For most newspapers the loss of a comic strip or “funnies” writer would be inconsequential to its operations. However when said feature has been described by the newspaper’s editor as the reason why most people buy the paper it’s a different story.
As smugly recounted in The Irish Independent recently, Ross O’Carroll Kelly writer Paul Howard has called it quits with the perpetually-struggling Sunday Tribune newspaper. Given that just a year ago the newspaper made Howard’s creation the single focal point of a massive advertising campaign should imply just how prized a possession the weekly column was for it and how damaging its loss will be.
This negative development is just one of man problems facing the Tribune at the moment. The newspaper has been propped up by INM loans since its 1992 takeover bid was blocked – the cost of which are in the tens of millions – but the media landscape in Ireland has changed dramatically since then, as has the situation for INM.

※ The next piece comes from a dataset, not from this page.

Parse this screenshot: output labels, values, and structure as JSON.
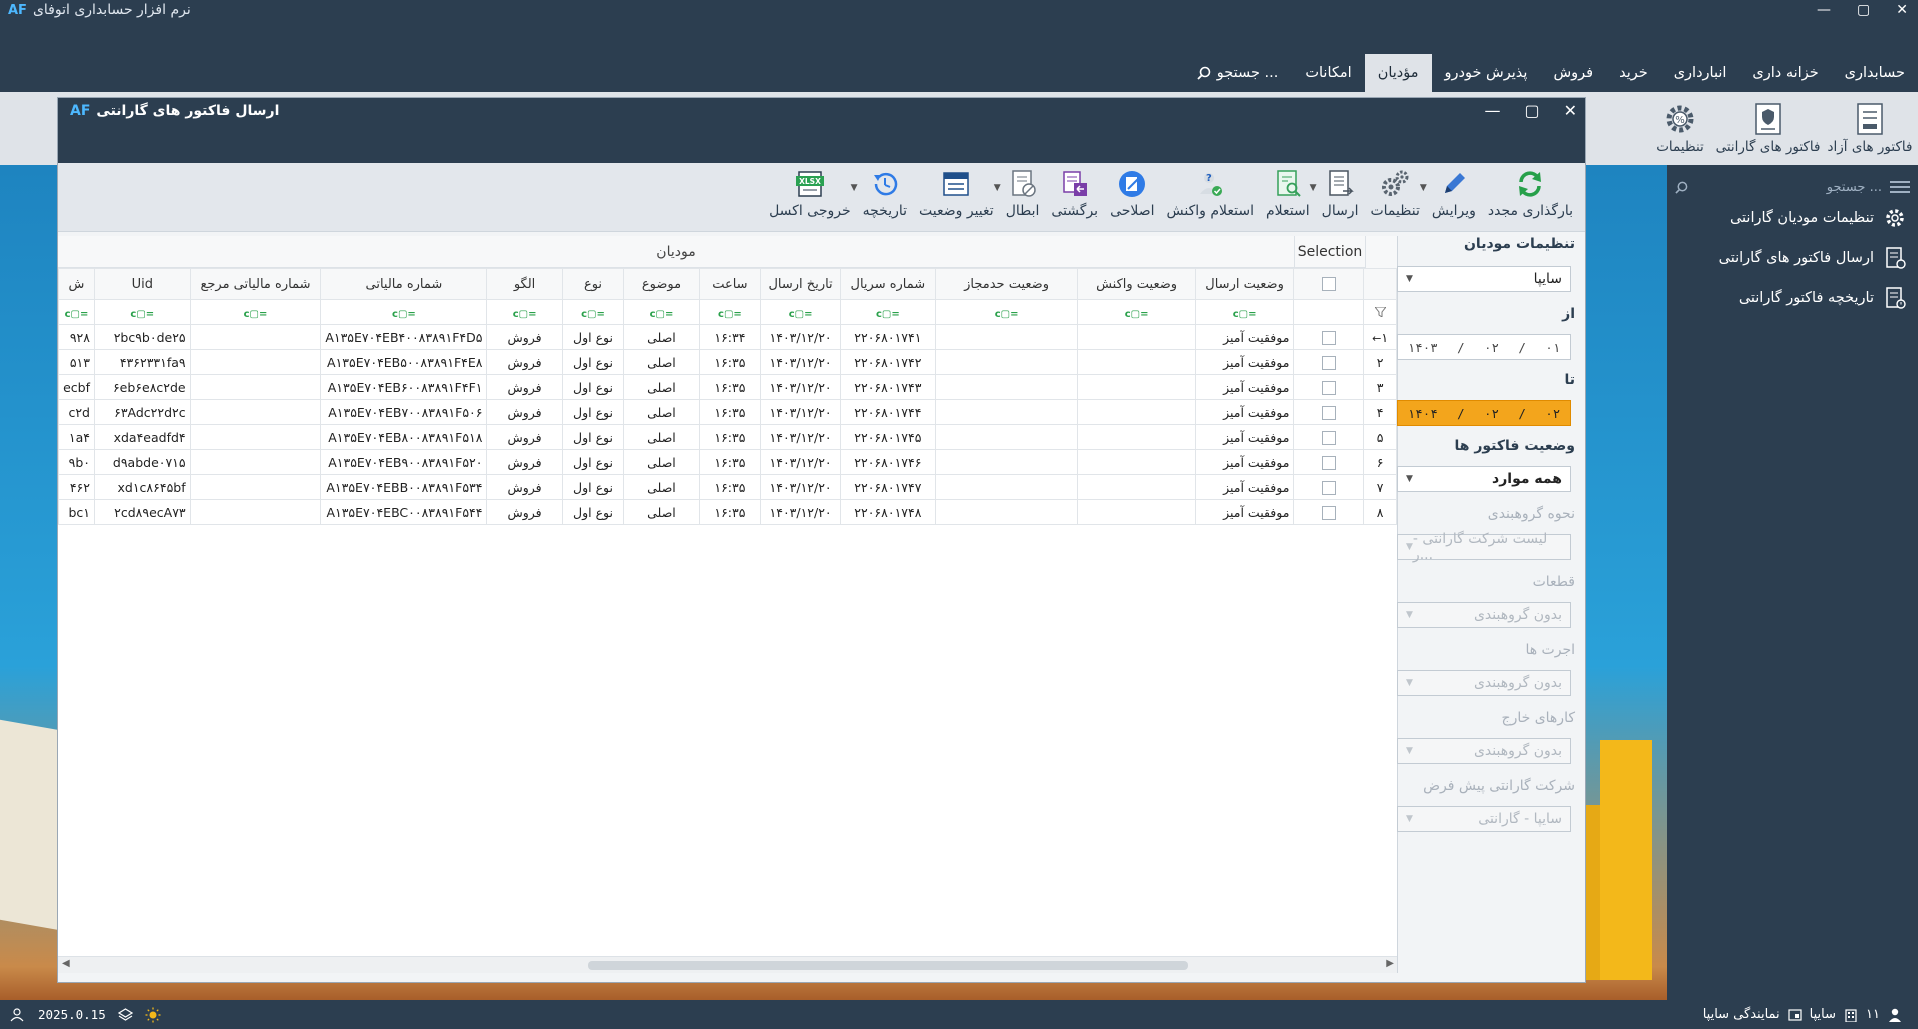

The reason for INM’s involvement in the Tribune is largely because of Rupert Murdoch‘s Sunday Times, which was in the process of setting up an Irish edition in the early ’90s – around the same time that The Sunday Tribune hit financial difficulty. The impending arrival of an Irish Sunday Times threatened to eat into the Sunday Independent’s readership and give Murdoch a foothold in the Irish broadsheet market for the first time. Had the Sunday Tribune been allowed to collapse it would have created a large gap in the market for Murdoch to exploit and so INM salvaged it and have since then used it as a buffer to try and stifle the Sunday Times’ growth.
But despite so much INM capital spent to secure the Sunday market via the Tribune, successive circulation figures suggest that the tactic has been a failure. At present the Tribune has a 5.6% share of the circulation market; The Sunday Times has long overtaken this and is currently at 8.5%. But despite this INM’s fears of losing much of its Sunday market seem to have gone unfounded and The Sunday Times has failed to get close to The Sunday Independent’s massive readership.
Combining its three other Sunday newspapers – The Sunday Independent, Sunday World and Star on Sunday – the company controls around half of country’s Sunday circulation. In fact The Star on Sunday, which was launched in 2003, is only 14,000 copies shy of the Tribune and the gap is quickly closing.
The fact that the Tribune seems to have failed in its supposed raison d’etre may explain why fresh rumours had been doing the rounds, claiming that INM was ready to cut the paper unless it started paying its way. With recent developments in INM it’s clear that at least one significant shareholder agrees with that approach to doing business.
Denis O’Brien has been building his interests in INM since January 2006 and with 8.36% of the company under his control he has made it clear that he plans to be anything but a silent partner.
In his recent assault on the INM board one of O’Brien’s main targets was INM’s ownership of The Independent in Britain, which has always been a loss-leader for the company since it invested in it in the 1990s. O’Brien wants INM to ditch what he sees as a vanity project and focus on its profitable operations instead – logic would dictate that he would also feel the same about their investment in the Tribune.
While O’Brien is unlikely to launch a takeover bid of the company any time soon his vocal nature is sure to draw sharp focus on some of INM’s operations. O’Brien could slowly chip away at shareholder confidence in Tony O’Reilly if he can show that his investments are not what’s best for the company. More importantly if INM believes a hostile takeover is on the way it will be forced to tighten its belt and get its house in order – expensive stragglers with no purpose will not be welcome under such circumstances.
But all is not lost for the Tribune; far from it. The reality is that while O’Brien is putting pressure on INM he’s not expected to make a serious move for the company any time soon, if ever. As long as INM itself is willing to continue financing the newspaper for another few years it still has plenty of time to get itself in shape and into profit.
At present The Sunday Independent is moving further and further away from news, The Sunday Business Post is focusing on business and economics and The Sunday Times is still held back by its amount of British content. For that matter there is a huge opening for up-market quality Irish news coverage with an investigative and agenda-setting slant.
Assuming the publication wants to target this niché, the only concern it will have is how much time it’s got to make the change.